John Dougherty (1895)

David DAVIES

Australian 1864–1939
worked throughout Europe 1890–93, 1897–1939

Born in Ballarat, Victoria, David Davies studied under Frederick McCubbin and G. F. Folingsby at the National Gallery School from 1887 to 1890 and in 1888 won the student prize for landscape painting with A hot day, 1888 (in the collection of the National Gallery of Victoria). In 1890 Davies travelled to Europe, studying in Paris and St Ives, Cornwall, a popular artists’ colony where the predominant style eschewed a soft, Whistlerian tonality. Returning to Melbourne in 1893, Davies settled at Templestowe, near Heidelberg, and during the following four years he completed a series of hazy images of the landscape under twilight effects.

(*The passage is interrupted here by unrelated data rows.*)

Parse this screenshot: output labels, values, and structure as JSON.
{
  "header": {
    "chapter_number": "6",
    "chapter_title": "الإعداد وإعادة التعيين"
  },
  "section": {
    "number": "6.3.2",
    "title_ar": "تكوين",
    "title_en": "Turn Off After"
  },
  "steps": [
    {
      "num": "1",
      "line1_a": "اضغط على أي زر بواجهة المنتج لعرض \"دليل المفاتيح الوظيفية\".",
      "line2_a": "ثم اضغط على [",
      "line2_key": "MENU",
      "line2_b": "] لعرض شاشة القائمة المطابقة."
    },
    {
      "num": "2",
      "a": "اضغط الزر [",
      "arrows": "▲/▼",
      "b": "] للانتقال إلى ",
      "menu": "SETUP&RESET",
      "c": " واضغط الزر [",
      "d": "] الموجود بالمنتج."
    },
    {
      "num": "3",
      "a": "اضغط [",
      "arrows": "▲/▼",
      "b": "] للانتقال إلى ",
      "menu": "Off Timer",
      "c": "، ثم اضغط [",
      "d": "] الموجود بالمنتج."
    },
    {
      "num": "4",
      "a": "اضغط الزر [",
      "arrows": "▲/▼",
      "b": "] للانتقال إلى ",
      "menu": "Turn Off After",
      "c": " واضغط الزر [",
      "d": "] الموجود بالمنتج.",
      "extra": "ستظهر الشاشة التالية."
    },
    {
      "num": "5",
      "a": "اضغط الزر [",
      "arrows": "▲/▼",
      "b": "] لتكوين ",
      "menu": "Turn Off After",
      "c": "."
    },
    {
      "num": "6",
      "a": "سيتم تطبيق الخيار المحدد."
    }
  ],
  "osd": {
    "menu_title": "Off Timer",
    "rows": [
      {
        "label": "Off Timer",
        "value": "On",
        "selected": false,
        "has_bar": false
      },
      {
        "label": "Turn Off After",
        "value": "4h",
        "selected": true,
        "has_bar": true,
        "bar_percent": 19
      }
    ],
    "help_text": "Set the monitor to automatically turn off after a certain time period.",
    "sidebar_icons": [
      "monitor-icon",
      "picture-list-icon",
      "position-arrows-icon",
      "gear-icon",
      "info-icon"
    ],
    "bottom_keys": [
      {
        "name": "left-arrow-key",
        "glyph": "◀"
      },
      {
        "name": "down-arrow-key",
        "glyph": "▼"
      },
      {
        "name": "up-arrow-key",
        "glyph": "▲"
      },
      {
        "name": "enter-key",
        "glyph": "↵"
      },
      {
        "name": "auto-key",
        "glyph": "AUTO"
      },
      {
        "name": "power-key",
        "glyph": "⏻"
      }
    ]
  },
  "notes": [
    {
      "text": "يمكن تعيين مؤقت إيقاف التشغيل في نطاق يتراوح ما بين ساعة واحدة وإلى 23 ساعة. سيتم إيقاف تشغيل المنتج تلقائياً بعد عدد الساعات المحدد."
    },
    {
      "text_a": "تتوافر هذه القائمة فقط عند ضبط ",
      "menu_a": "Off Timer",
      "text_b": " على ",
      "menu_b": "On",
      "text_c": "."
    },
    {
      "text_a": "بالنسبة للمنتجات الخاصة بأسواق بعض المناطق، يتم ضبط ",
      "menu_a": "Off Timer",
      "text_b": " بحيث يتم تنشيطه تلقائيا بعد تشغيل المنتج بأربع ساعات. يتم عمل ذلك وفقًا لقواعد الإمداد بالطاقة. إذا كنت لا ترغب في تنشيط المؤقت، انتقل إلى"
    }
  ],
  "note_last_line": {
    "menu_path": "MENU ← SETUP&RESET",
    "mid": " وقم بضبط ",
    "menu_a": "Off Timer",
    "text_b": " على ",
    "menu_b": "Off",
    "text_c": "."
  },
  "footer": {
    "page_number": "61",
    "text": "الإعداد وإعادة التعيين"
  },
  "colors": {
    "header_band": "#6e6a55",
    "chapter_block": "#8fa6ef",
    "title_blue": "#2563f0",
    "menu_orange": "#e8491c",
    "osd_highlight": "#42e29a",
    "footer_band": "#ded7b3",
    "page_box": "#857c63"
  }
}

John Dougherty is a rare and unique figurative subject in Davies’s work of the period. It is one of three paintings that the artist included in the Winter Exhibition at the Victorian Artists’ Society in May 1895. Another, Twilight, 1895 (National Gallery of Victoria), was equally priced at £10.10.0 (ten guineas), and both works received attention in contemporary reviews:

Mr. Davies also exhibits the head of an old man, painted in the open air, whose face is partly concealed by his battered felt hat, which throws a soft shadow across the rugged face. The head is characterised by the same qualities which are pre-eminent in Mr. Davies’ landscape, simplification of details, perfectly observed values and the subtle quality called sentiment.1

In contrast to the artist’s sombre, nocturnal landscapes, John Dougherty depicts a bright, sunlit subject. Davies’s distinct technique of thick paint, applied in broad, irregular strokes, evocatively captures the rough features of a local figure, whilst simultaneously offering a glimpse of the bush landscape in the background. The perceived sketchiness of Davies’s composition led some critics to conclude that although the portrait was ‘full of strength’, it remained ‘unfinished’.2

Davies returned to Europe with his young family in 1897. The paintings he produced in Melbourne during these brief years remain a high point in his career and his most enduring legacy to the history and development of Australian art.

1 Age, Melbourne, 10 May 1895, p. 6.

2 Table Talk, Melbourne, 10 May 1895, p. 7.